Porte B.

Under Your Spell 

Une exposition de Tiffany Bouelle


 10 octobre - 2 novembre 2024

"Toute intimité véritable cache un secret."

– La Poétique de l’espace Gaston Bachelard (1957)

Mars 2024 - "It’s my party, and I’ll cry if I want to » (c’est ma soirée, et je pleure si je le veux). Pour la première fois, ses repères se brisent et laissent place à un souvenir presque effacé par les conventions de l’âge. Le sujet refait surface sous la forme d’une fracture. Désormais flottant, en noir et blanc, il réclame une nouvelle place dans l’œuvre de Tiffany Bouelle.

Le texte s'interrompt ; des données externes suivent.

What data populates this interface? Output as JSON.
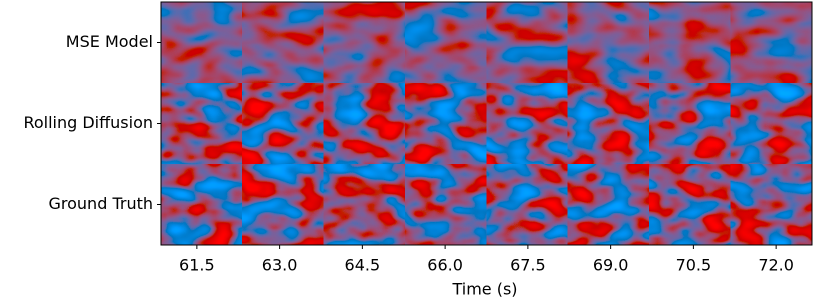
{
  "chart_data": {
    "type": "image_grid",
    "rows": [
      "MSE Model",
      "Rolling Diffusion",
      "Ground Truth"
    ],
    "xlabel": "Time (s)",
    "xlim": [
      60.85,
      72.65
    ],
    "xticks": [
      61.5,
      {
        "value": 63,
        "label": "63.0"
      },
      64.5,
      {
        "value": 66,
        "label": "66.0"
      },
      67.5,
      {
        "value": 69,
        "label": "69.0"
      },
      70.5,
      {
        "value": 72,
        "label": "72.0"
      }
    ]
  }
}
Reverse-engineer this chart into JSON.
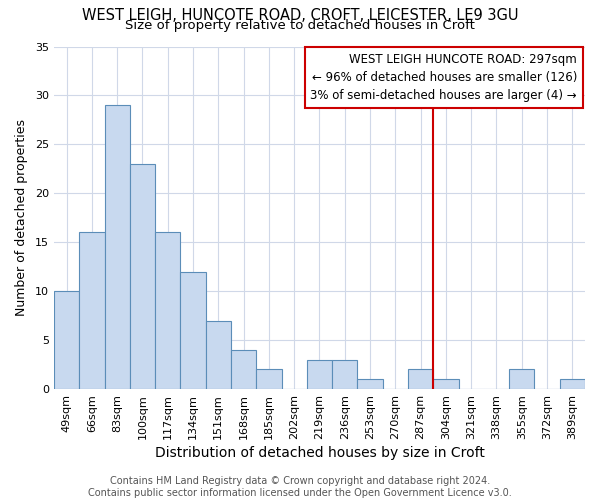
{
  "title": "WEST LEIGH, HUNCOTE ROAD, CROFT, LEICESTER, LE9 3GU",
  "subtitle": "Size of property relative to detached houses in Croft",
  "xlabel": "Distribution of detached houses by size in Croft",
  "ylabel": "Number of detached properties",
  "bar_color": "#c8d9ef",
  "bar_edge_color": "#5b8db8",
  "categories": [
    "49sqm",
    "66sqm",
    "83sqm",
    "100sqm",
    "117sqm",
    "134sqm",
    "151sqm",
    "168sqm",
    "185sqm",
    "202sqm",
    "219sqm",
    "236sqm",
    "253sqm",
    "270sqm",
    "287sqm",
    "304sqm",
    "321sqm",
    "338sqm",
    "355sqm",
    "372sqm",
    "389sqm"
  ],
  "values": [
    10,
    16,
    29,
    23,
    16,
    12,
    7,
    4,
    2,
    0,
    3,
    3,
    1,
    0,
    2,
    1,
    0,
    0,
    2,
    0,
    1
  ],
  "ylim": [
    0,
    35
  ],
  "yticks": [
    0,
    5,
    10,
    15,
    20,
    25,
    30,
    35
  ],
  "vline_x": 14.5,
  "vline_color": "#cc0000",
  "annotation_line1": "WEST LEIGH HUNCOTE ROAD: 297sqm",
  "annotation_line2": "← 96% of detached houses are smaller (126)",
  "annotation_line3": "3% of semi-detached houses are larger (4) →",
  "annotation_box_color": "#cc0000",
  "bg_color": "#ffffff",
  "plot_bg_color": "#ffffff",
  "grid_color": "#d0d8e8",
  "title_fontsize": 10.5,
  "subtitle_fontsize": 9.5,
  "xlabel_fontsize": 10,
  "ylabel_fontsize": 9,
  "tick_fontsize": 8,
  "annotation_fontsize": 8.5,
  "footer_fontsize": 7,
  "footer_line1": "Contains HM Land Registry data © Crown copyright and database right 2024.",
  "footer_line2": "Contains public sector information licensed under the Open Government Licence v3.0."
}
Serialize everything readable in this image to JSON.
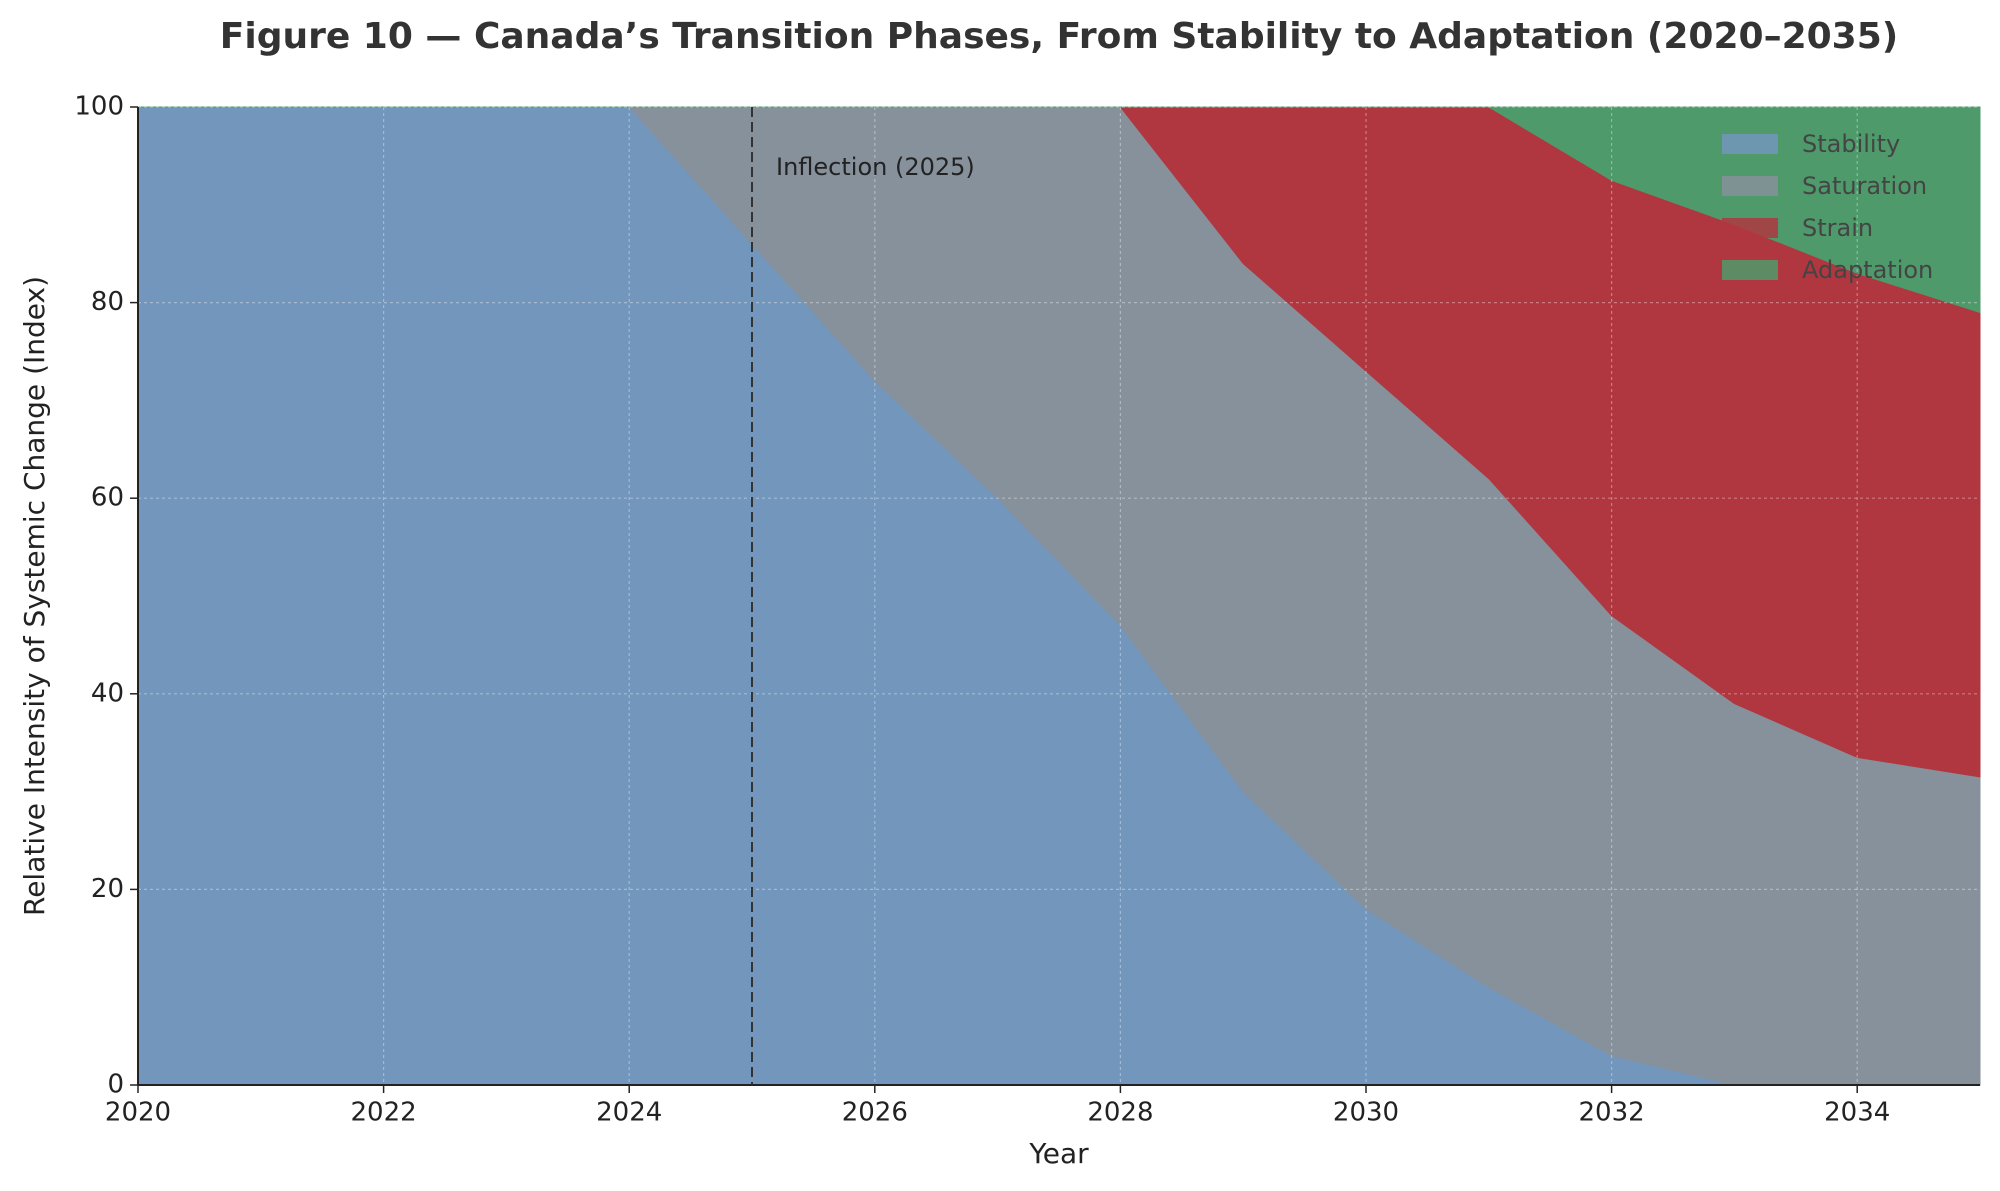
{
  "chart_data": {
    "type": "stacked_area",
    "title": "Figure 10 — Canada’s Transition Phases, From Stability to Adaptation (2020–2035)",
    "x_label": "Year",
    "y_label": "Relative Intensity of Systemic Change (Index)",
    "x": [
      2020,
      2021,
      2022,
      2023,
      2024,
      2025,
      2026,
      2027,
      2028,
      2029,
      2030,
      2031,
      2032,
      2033,
      2034,
      2035
    ],
    "series": [
      {
        "name": "Stability",
        "color": "#7396bc",
        "values": [
          100,
          100,
          100,
          100,
          100,
          86,
          72,
          60,
          47,
          30,
          18,
          10,
          3,
          0,
          0,
          0
        ]
      },
      {
        "name": "Saturation",
        "color": "#87919b",
        "values": [
          0,
          0,
          0,
          0,
          0,
          14,
          28,
          40,
          53,
          54,
          55,
          52,
          45,
          39,
          33.5,
          31.5
        ]
      },
      {
        "name": "Strain",
        "color": "#b03740",
        "values": [
          0,
          0,
          0,
          0,
          0,
          0,
          0,
          0,
          0,
          16,
          27,
          38,
          44.5,
          49,
          49.5,
          47.5
        ]
      },
      {
        "name": "Adaptation",
        "color": "#4e9a6b",
        "values": [
          0,
          0,
          0,
          0,
          0,
          0,
          0,
          0,
          0,
          0,
          0,
          0,
          7.5,
          12,
          17,
          21
        ]
      }
    ],
    "xlim": [
      2020,
      2035
    ],
    "xticks": [
      2020,
      2022,
      2024,
      2026,
      2028,
      2030,
      2032,
      2034
    ],
    "ylim": [
      0,
      100
    ],
    "yticks": [
      0,
      20,
      40,
      60,
      80,
      100
    ],
    "grid": true,
    "legend": "upper right",
    "annotation": {
      "text": "Inflection (2025)",
      "x": 2025
    }
  }
}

D’un seul trait — celui hérité de son grand-père, maître de la calligraphie japonaise — l’artiste continue à développer cette technique qui lui est propre. Après une période d’abstraction, celle-ci amorce un retour progressif vers la figuration, retrouvant ainsi un ancrage, une connexion à elle- même. Une transition s'opère, un mouvement oscillant entre un monde tangible et un univers plus introspectif.

Les sujets défilent aussi en couleur, parfois marqués par des réminiscences de l’enfance, ces lieux privilégiés de la rêverie toujours teintées d’une douce mélancolie. Gaston Bachelard évoque à ce propos : « Quel privilège de profondeur il y a dans les rêveries de l'enfant ! Heureux l'enfant qui a possédé, vraiment possédé, ses solitudes ! »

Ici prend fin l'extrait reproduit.